Anna set her tale of missing girls in post-Clearances Skye after researching 19th Century sexual violence.
She chose a time and place in history where land and wealth would preclude privileged individuals from prosecution, despite chilling abuse of power.
The book, which came out on paperback on 10 January, has received wide critical acclaim.
And although a fictional departure from the legal ‘day job’, Anna believes cases involving society’s marginalised are still being overlooked by today’s justice system.
She said: ‘Because of my background, I’m interested in crimes which aren’t properly investigated or resourced. Many of those for whom I’ve acted had their stories silenced or disbelieved because of their backgrounds or social status.
‘As the MeToo movement has highlighted, this is particularly a problem with rape and sexual assault cases, which are rarely pursued to trial. Things were even worse in the 19th century.
‘When researching the book, I met with Professor Louise Jackson who’s written extensively on sexual violence in that era. It’s clear that, if you were an upper class man, you would never be charged with sexual offences. It was only lower class men who made it to the courts, and then only where there were witnesses, which was of course rare.
‘In the novel I originally wanted the perpetrators to be brought to justice, but I realised that would have been unrealistic. I had to find a different kind of justice for my characters.
‘I set the novel in Skye in the aftermath of the Clearances, partly because this was a community that wasn’t being listened to – that was being destroyed. They had their land taken from them, their culture, their stories.’
Despite living in London with her husband and two children, Anna (40) established a close bond with Skye, taking sleeper trains to Inverness then driving north to research.
Anna added: ‘It was only really by visiting Skye with its stunning and rather otherworldly landscape, when I heard the sound of the sea and the birds and felt the wind on my face that I felt I could recreate that for the reader.’
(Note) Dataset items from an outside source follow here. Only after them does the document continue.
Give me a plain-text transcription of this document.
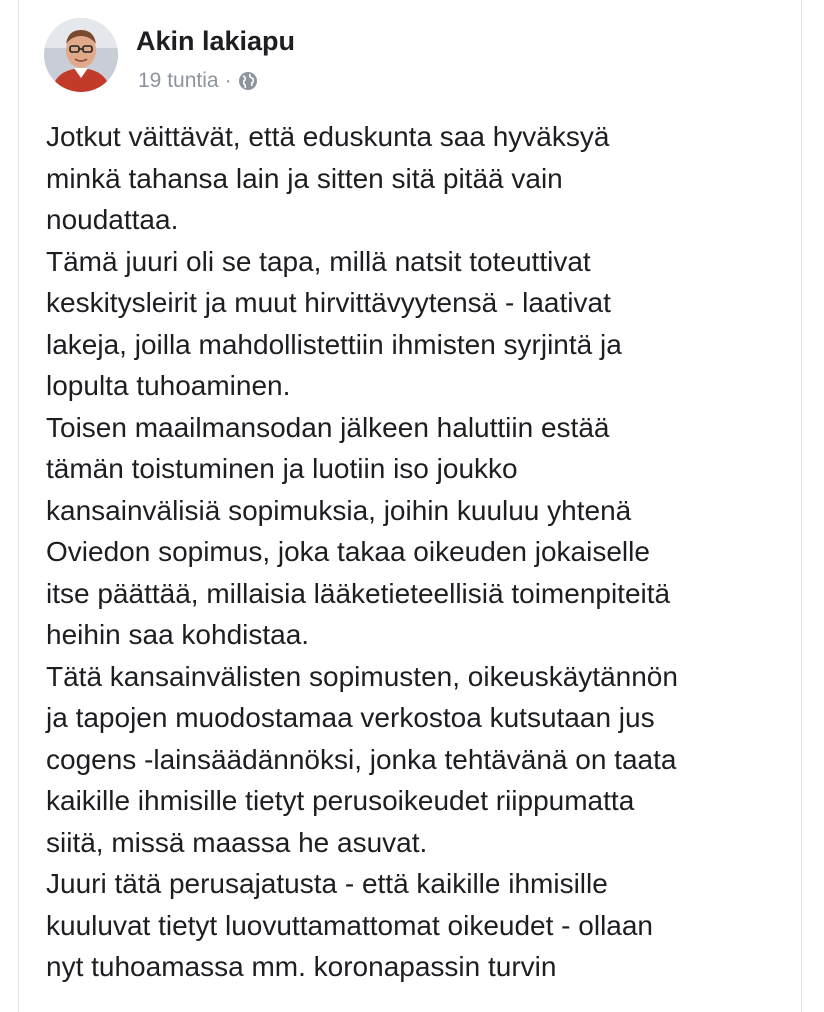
Akin lakiapu
19 tuntia ·

Jotkut väittävät, että eduskunta saa hyväksyä
minkä tahansa lain ja sitten sitä pitää vain
noudattaa.

Tämä juuri oli se tapa, millä natsit toteuttivat
keskitysleirit ja muut hirvittävyytensä - laativat
lakeja, joilla mahdollistettiin ihmisten syrjintä ja
lopulta tuhoaminen.

Toisen maailmansodan jälkeen haluttiin estää
tämän toistuminen ja luotiin iso joukko
kansainvälisiä sopimuksia, joihin kuuluu yhtenä
Oviedon sopimus, joka takaa oikeuden jokaiselle
itse päättää, millaisia lääketieteellisiä toimenpiteitä
heihin saa kohdistaa.

Tätä kansainvälisten sopimusten, oikeuskäytännön
ja tapojen muodostamaa verkostoa kutsutaan jus
cogens -lainsäädännöksi, jonka tehtävänä on taata
kaikille ihmisille tietyt perusoikeudet riippumatta
siitä, missä maassa he asuvat.

Juuri tätä perusajatusta - että kaikille ihmisille
kuuluvat tietyt luovuttamattomat oikeudet - ollaan
nyt tuhoamassa mm. koronapassin turvin
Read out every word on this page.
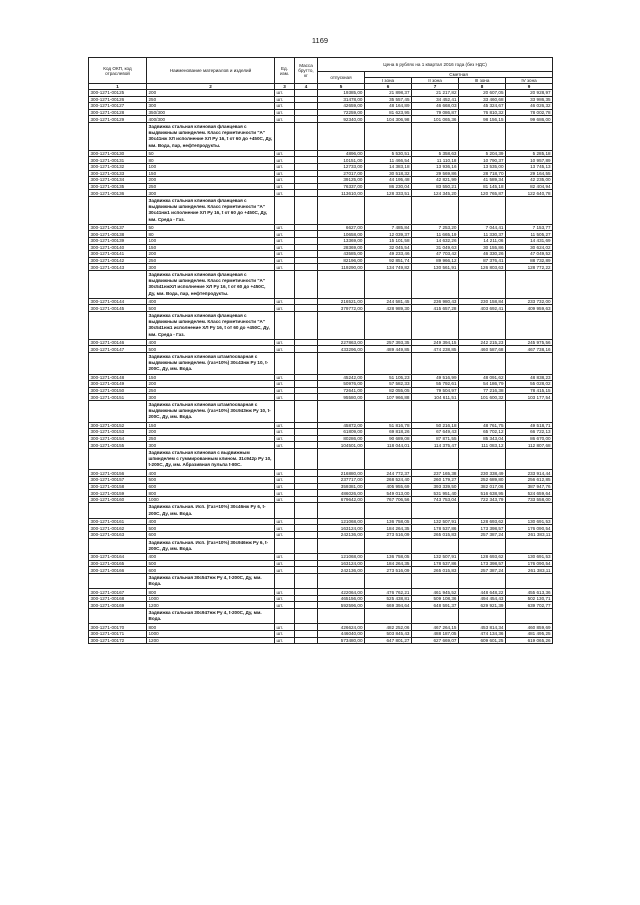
1169
Код ОКП, код отраслевой	Наименование материалов и изделий	Ед. изм.	Масса брутто, кг	Цена в рублях на 1 квартал 2016 года (без НДС)				
				отпускная	Сметная			
					I зона	II зона	III зона	IV зона
1	2	3	4	5	6	7	8	9
300-1271-00125	200	шт.		19385,00	21 898,37	21 217,82	20 607,05	20 928,97
300-1271-00126	250	шт.		31478,00	35 557,45	34 452,41	33 460,68	33 986,35
300-1271-00127	300	шт.		42659,00	48 164,89	46 668,03	45 324,67	46 026,32
300-1271-00128	350/300	шт.		72259,00	81 623,95	79 086,87	76 810,32	78 002,78
300-1271-00129	400/300	шт.		92340,00	104 306,98	101 065,36	98 156,15	99 686,00
	Задвижка стальная клиновая фланцевая с выдвижным шпинделем. Класс герметичности "А" 30с41нж ХЛ исполнение ХЛ Ру 16, t от 60 до +450С, Ду, мм. Вода, пар, нефтепродукты.							
300-1271-00130	50	шт.		4896,00	5 530,51	5 358,63	5 204,39	5 285,18
300-1271-00131	80	шт.		10151,00	11 466,54	11 110,18	10 790,37	10 957,89
300-1271-00132	100	шт.		12733,00	14 383,18	13 936,16	13 535,00	13 745,13
300-1271-00133	150	шт.		27017,00	30 518,32	29 569,86	28 718,70	29 164,55
300-1271-00134	200	шт.		39125,00	44 195,48	42 821,99	41 589,34	42 235,00
300-1271-00135	250	шт.		76337,00	86 230,04	83 550,21	81 145,18	82 404,94
300-1271-00136	300	шт.		113610,00	128 333,51	124 345,20	120 765,87	122 640,78
	Задвижка стальная клиновая фланцевая с выдвижным шпинделем. Класс герметичности "А" 30с41нж1 исполнение ХЛ Ру 16, t от 60 до +450С, Ду, мм. Среда - Газ.							
300-1271-00137	50	шт.		6627,00	7 485,84	7 253,20	7 044,41	7 153,77
300-1271-00138	80	шт.		10658,00	12 039,37	11 665,19	11 330,37	11 505,27
300-1271-00139	100	шт.		13369,00	15 101,58	14 632,26	14 211,06	14 431,69
300-1271-00140	150	шт.		28369,00	32 045,54	31 049,63	30 155,86	30 624,02
300-1271-00141	200	шт.		43585,00	49 233,46	47 703,42	46 330,26	47 049,52
300-1271-00142	250	шт.		82196,00	92 851,74	89 966,12	87 376,41	88 732,89
300-1271-00143	300	шт.		119290,00	134 749,82	130 561,91	126 803,63	128 772,22
	Задвижка стальная клиновая фланцевая с выдвижным шпинделем. Класс герметичности "А" 30с541нжХЛ исполнение ХЛ Ру 16, t от 60 до +450С, Ду, мм. Вода, пар, нефтепродукты.							
300-1271-00144	400	шт.		216521,00	244 581,45	236 980,43	230 158,84	233 732,00
300-1271-00145	500	шт.		379772,00	428 989,30	415 657,28	403 692,41	409 959,63
	Задвижка стальная клиновая фланцевая с выдвижным шпинделем. Класс герметичности "А" 30с541нж1 исполнение ХЛ Ру 16, t от 60 до +450С, Ду, мм. Среда - Газ.							
300-1271-00146	400	шт.		227863,00	257 393,35	249 394,15	242 215,23	245 975,56
300-1271-00147	500	шт.		433296,00	489 449,85	474 238,85	460 587,68	467 738,16
	Задвижка стальная клиновая штампосварная с выдвижным шпинделем. (газ+10%) 30с43нж Ру 10, t-200С, Ду, мм. Вода.							
300-1271-00148	150	шт.		45242,00	51 105,23	49 516,99	48 091,62	48 838,23
300-1271-00149	200	шт.		50976,00	57 582,33	55 792,61	54 186,79	55 028,02
300-1271-00150	250	шт.		72641,00	82 055,05	79 504,97	77 216,38	78 415,15
300-1271-00151	300	шт.		95580,00	107 966,88	104 611,51	101 600,32	103 177,54
	Задвижка стальная клиновая штампосварная с выдвижным шпинделем. (газ+10%) 30с943нж Ру 10, t-200С, Ду, мм. Вода.							
300-1271-00152	150	шт.		45872,00	51 816,78	50 216,18	48 761,75	49 518,71
300-1271-00153	200	шт.		61809,00	69 818,26	67 649,43	65 702,12	66 722,13
300-1271-00154	250	шт.		80286,00	90 689,08	87 871,55	85 343,04	86 670,00
300-1271-00155	300	шт.		104501,00	118 044,01	114 375,47	111 083,12	112 807,68
	Задвижка стальная клиновая с выдвижным шпинделем с гуммированным клином. 31с942р Ру 10, t-200С, Ду, мм. Абразивная пульпа t-80С.							
300-1271-00156	400	шт.		216880,00	244 772,37	237 165,38	230 338,49	233 914,44
300-1271-00157	500	шт.		237717,00	268 524,40	260 179,27	252 689,80	256 612,85
300-1271-00158	600	шт.		359381,00	405 955,69	393 339,50	382 017,06	387 947,76
300-1271-00159	800	шт.		486026,00	549 013,00	531 951,40	516 638,95	524 659,64
300-1271-00160	1000	шт.		679642,00	767 706,56	743 753,04	722 343,79	733 558,00
	Задвижка стальная. Исп. (Газ+10%) 30с46нж Ру 6, t-200С, Ду, мм. Вода.							
300-1271-00161	400	шт.		121068,00	136 758,05	132 507,91	128 693,62	130 691,53
300-1271-00162	500	шт.		163124,00	184 264,35	178 537,86	173 398,57	176 090,54
300-1271-00163	600	шт.		242136,00	273 516,09	265 015,83	257 387,24	261 383,11
	Задвижка стальная. Исп. (Газ+10%) 30с946нж Ру 6, t-200С, Ду, мм. Вода.							
300-1271-00164	400	шт.		121068,00	136 758,05	132 507,91	128 693,62	130 691,53
300-1271-00165	500	шт.		163124,00	184 264,35	178 537,86	173 398,57	176 090,54
300-1271-00166	600	шт.		242136,00	273 516,09	265 015,83	257 387,24	261 383,11
	Задвижка стальная 30с547нж Ру 4, t-200С, Ду, мм. Вода.							
300-1271-00167	800	шт.		422064,00	476 762,21	461 945,52	448 648,22	455 613,36
300-1271-00168	1000	шт.		465156,00	525 438,81	509 108,36	494 454,43	502 130,71
300-1271-00169	1200	шт.		592596,00	669 394,64	648 591,37	629 921,39	639 702,77
	Задвижка стальная 30с947нж Ру 4, t-200С, Ду, мм. Вода.							
300-1271-00170	800	шт.		426624,00	482 252,06	467 264,15	453 814,34	460 859,69
300-1271-00171	1000	шт.		446040,00	503 845,43	488 187,05	474 134,36	481 495,25
300-1271-00172	1200	шт.		573480,00	647 801,27	627 669,07	609 601,25	619 065,26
She decided to set her story around Broadford and the former crofting communities that were subject to enforced evictions. She became indebted to the Skye and Lochalsh Archive Centre staff who helped her find the crofter’s real voices.
She added: ‘Most accounts of 19th Century Skye were from wealthy Englishmen on a jolly jaunt through the Highlands, writing about how squalid the crofters’ huts were. That tells you little about what people’s lives were really like.
‘I also read much of the strange folklore of the island and of the Hebrides, some of which is woven through the book. It became a dark fairy tale about injustice and how the supernatural can be used to obscure rather more human wrongs.’
She found nuggets in the controversial Napier Commission Report of 1884 as well as in letters sent back by those cleared to America and Canada.
The Highland Book of the Year short-list will be announced on Wednesday 6th March.
Anna will be appearing at Aye Write! Glasgow’s Book Festival on 17 March from 8-9pm at The Mitchell Library in Glasgow to talk about These Bloody Islands.